Menos popular que o seguro de automóveis, o seguro residencial cobre apenas 14,5% dos imóveis do país, de acordo com levantamento da Federação Nacional de Seguros Gerais (FenSeg). Apesar de o serviço crescer ao longo dos anos, ainda é um número considerado baixo comparado a outros países. Nos Estados Unidos, Chile e França esse índice ultrapassa 80%. Uma grande parcela de brasileiros não sabem como os seguros residenciais funcionam e têm dúvidas sobre a necessidade de investir ou não na segurança de seu patrimônio. Confira abaixo informações importantes e os cuidados que se deve ter antes do contrato

Por que investir em um seguro de imóvel?

Muitos consumidores tendem a contratar o serviço somente por exigência dos contratos de locação, tendo em vista apenas a possibilidade de ocorrência de incêndios.

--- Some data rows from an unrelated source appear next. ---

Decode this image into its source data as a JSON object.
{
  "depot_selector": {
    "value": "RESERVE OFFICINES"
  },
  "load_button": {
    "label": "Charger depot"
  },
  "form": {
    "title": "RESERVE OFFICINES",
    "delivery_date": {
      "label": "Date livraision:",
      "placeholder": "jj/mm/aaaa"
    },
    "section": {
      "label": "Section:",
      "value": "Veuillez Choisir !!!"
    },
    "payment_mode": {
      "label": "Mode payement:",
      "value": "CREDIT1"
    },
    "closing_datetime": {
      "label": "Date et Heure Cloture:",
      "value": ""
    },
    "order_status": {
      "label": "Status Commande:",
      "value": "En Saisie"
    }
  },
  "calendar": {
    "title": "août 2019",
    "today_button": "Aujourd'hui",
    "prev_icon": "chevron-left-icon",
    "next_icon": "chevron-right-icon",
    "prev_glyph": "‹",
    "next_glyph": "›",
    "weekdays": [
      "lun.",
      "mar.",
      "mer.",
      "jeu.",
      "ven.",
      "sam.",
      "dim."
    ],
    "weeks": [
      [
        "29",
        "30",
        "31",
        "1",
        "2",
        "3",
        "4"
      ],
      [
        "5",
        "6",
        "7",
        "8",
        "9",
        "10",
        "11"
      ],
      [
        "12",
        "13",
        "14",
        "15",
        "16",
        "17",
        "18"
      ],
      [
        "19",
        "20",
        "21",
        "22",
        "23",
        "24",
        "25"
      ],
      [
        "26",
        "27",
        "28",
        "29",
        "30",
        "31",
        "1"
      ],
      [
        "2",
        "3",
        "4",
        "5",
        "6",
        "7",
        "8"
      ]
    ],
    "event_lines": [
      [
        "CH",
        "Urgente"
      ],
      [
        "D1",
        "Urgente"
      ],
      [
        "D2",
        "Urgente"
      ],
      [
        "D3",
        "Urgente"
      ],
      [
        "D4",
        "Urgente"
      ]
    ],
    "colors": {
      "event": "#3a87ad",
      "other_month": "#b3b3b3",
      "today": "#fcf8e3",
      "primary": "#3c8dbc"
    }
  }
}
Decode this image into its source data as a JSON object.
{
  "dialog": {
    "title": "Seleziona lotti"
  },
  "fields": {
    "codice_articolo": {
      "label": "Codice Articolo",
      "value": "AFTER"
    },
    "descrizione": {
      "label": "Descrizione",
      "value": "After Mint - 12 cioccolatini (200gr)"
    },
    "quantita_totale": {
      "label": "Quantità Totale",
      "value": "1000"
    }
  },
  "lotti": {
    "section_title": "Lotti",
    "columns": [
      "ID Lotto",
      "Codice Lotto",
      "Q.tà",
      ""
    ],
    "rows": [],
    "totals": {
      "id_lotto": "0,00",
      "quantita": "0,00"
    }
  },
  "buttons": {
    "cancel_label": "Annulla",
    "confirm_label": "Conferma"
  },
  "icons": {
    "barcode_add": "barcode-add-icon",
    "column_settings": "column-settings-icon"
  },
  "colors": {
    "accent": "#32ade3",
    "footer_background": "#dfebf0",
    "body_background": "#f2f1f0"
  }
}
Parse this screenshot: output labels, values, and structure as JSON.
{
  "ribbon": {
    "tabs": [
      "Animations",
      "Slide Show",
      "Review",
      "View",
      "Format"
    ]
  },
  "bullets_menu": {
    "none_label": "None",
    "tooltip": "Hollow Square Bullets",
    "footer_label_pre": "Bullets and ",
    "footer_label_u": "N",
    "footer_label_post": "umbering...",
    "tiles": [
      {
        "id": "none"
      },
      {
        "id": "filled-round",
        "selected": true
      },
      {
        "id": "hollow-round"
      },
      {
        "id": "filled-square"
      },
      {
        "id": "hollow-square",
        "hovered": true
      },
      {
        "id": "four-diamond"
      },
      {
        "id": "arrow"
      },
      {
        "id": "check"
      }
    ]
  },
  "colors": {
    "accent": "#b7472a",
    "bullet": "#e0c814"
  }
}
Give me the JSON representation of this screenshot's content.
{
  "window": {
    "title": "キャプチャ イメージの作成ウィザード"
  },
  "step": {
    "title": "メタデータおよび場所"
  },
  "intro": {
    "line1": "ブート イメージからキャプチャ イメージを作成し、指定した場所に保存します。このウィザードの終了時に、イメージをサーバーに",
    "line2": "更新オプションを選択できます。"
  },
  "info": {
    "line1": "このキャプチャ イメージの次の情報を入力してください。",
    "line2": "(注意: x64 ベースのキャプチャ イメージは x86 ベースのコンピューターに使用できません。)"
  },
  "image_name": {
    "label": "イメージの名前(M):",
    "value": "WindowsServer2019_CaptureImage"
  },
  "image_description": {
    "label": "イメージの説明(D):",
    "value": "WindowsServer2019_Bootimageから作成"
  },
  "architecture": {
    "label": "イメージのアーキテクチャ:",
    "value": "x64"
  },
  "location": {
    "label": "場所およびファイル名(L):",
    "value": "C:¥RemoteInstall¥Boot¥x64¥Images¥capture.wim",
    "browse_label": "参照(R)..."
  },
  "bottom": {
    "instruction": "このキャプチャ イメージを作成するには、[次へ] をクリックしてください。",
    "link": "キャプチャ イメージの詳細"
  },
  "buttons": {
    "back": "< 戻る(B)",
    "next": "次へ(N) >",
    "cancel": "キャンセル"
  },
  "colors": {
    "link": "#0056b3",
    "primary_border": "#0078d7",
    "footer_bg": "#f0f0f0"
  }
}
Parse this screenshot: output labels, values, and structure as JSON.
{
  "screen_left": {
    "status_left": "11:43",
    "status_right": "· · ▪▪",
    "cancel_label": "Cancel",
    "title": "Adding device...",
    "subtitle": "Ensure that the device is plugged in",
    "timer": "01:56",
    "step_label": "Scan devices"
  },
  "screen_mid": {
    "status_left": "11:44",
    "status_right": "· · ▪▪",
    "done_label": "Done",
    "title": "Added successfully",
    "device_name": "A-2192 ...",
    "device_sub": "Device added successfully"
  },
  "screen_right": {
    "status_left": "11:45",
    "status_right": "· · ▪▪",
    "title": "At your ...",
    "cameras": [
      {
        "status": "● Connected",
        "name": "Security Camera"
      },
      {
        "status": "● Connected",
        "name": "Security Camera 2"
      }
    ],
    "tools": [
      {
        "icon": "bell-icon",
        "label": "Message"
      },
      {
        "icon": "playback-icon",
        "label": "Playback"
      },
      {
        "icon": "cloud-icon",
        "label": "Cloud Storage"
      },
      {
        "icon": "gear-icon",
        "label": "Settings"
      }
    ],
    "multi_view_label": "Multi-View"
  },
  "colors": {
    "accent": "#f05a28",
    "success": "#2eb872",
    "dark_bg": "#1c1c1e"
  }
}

Porém, há apólices que garantem proteção diante de roubos, enchentes, raios, até nos casos de explosão de botijões de gás ou outros fatores mais corriqueiros que causem prejuízo aos proprietários de imóveis. Grande parte dos seguros incluem assistência para mão-de-obra emergencial para desentupimentos, vazamentos, chaveiro e conserto de eletrodomésticos. Antes de assinar o contrato, certifique-se da totalidade dos serviços oferecidos para não ser pego de surpresa ou pagar por serviços a que já tem direito.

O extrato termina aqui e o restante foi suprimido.